(Reuters/Larry Downing)
So it turns out John Boehner was bluffing: two days after President Obama offered to negotiate a $4 trillion deficit reduction deal, Boehner has folded his cards and gotten up from the table. The reason: he's scared to raise taxes on the wealthy.
New York Times:
Citing differences over tax revenues, House Speaker John A. Boehner said on Saturday night that he would pull back from joint efforts with President Obama to reach a sweeping $4 trillion deficit-reduction plan tied to a proposal to increase the federal debt limit.
Washington Post:
House Speaker John A. Boehner abandoned efforts Saturday night to reach a comprehensive debt-reduction deal worth more than $4 trillion in savings, telling President Obama that a midsize package was the only politically possible alternative to avoid a first-ever default on the nation’s mounting national debt.
Boehner is going to try to pretend he hasn't caved, but at this point he's got absolutely no leverage. For months, he's said Republicans would only agree to lift the debt ceiling if Democrats were willing to agree to massive deficit reduction. Yet the minute Democrats agreed to work out a massive deficit reduction deal, he completely reversed his position: it turns out he's not willing to ask for sacrifice from the people who can afford it most.
Now he says he wants to cut $2 trillion, doing it on the backs of people who can afford it the least. But he's already said no to working out a big deficit deal. He can't possibly expect to get everything he wants without giving up anything in return. And the White House, in a statement from Communications Director Dan Pfeiffer, is making it clear that Boehner's approach isn't an option.
“The President believes that solving our fiscal problems is an economic imperative. But in order to do that, we cannot ask the middle-class and seniors to bear all the burden of higher costs and budget cuts. We need a balanced approach that asks the very wealthiest and special interests to pay their fair share as well, and we believe the American people agree.

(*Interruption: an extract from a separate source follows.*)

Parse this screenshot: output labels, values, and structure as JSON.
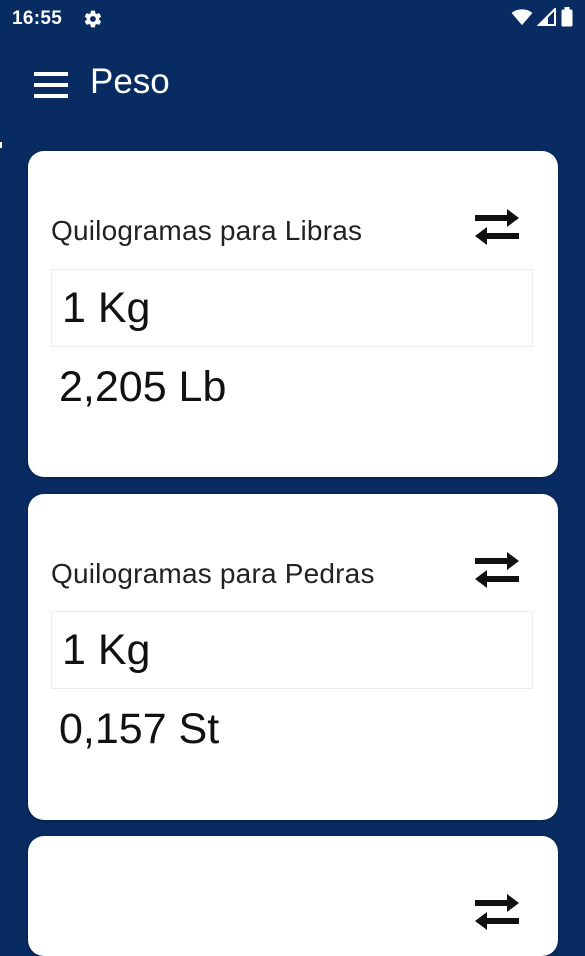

“Both parties have made real progress thus far, and to back off now will not only fail to solve our fiscal challenge, it will confirm the cynicism people have about politics in Washington. The President believes that now is the moment to rise above that cynicism and show the American people that we can still do big things. And so tomorrow, he will make the case to congressional leaders that we must reject the politics of least resistance and take on this critical challenge.”
Obviously, President Obama needs to leave the possibility of a big deal on the table, but unless something major changes, it's not going to happen.
The key thing here is that it was Boehner and the Republican party who rejected a debt deal. Their bluff has gotten called. They were never serious about deficit or debt reduction. All they wanted was to pursue their right-wing economic ideology.
With the debt ceiling deadline now just three weeks away—a deadline that Boehner agrees is real—the job in front of Boehner is figuring out how to cobble together enough Republican votes to join with the Democrats in raising the debt limit so we can avoid a federal default. Boehner himself admits there will not be a big deal. But we still need to raise the debt limit. And he's got to deliver.
9:12 PM PT: Statement from House Democratic Caucus Chairman John Larson:
“The American people get it. They are weary of the theater and the political drama because they understand that it is their pensions, their savings, their mortgages and their 401Ks that the Republicans are playing with. This shouldn’t be about who’s going to be the next President or who’s going to control Congress, it should be about who’s going to protect their savings, their mortgages and their 401Ks in this crisis. Republicans continue to hold in disregard Americans true needs: jobs and financial security.
“For the sake of the nation, it’s time to forget the politics and vote a clean debt ceiling increase, as was done seven times for President Bush.”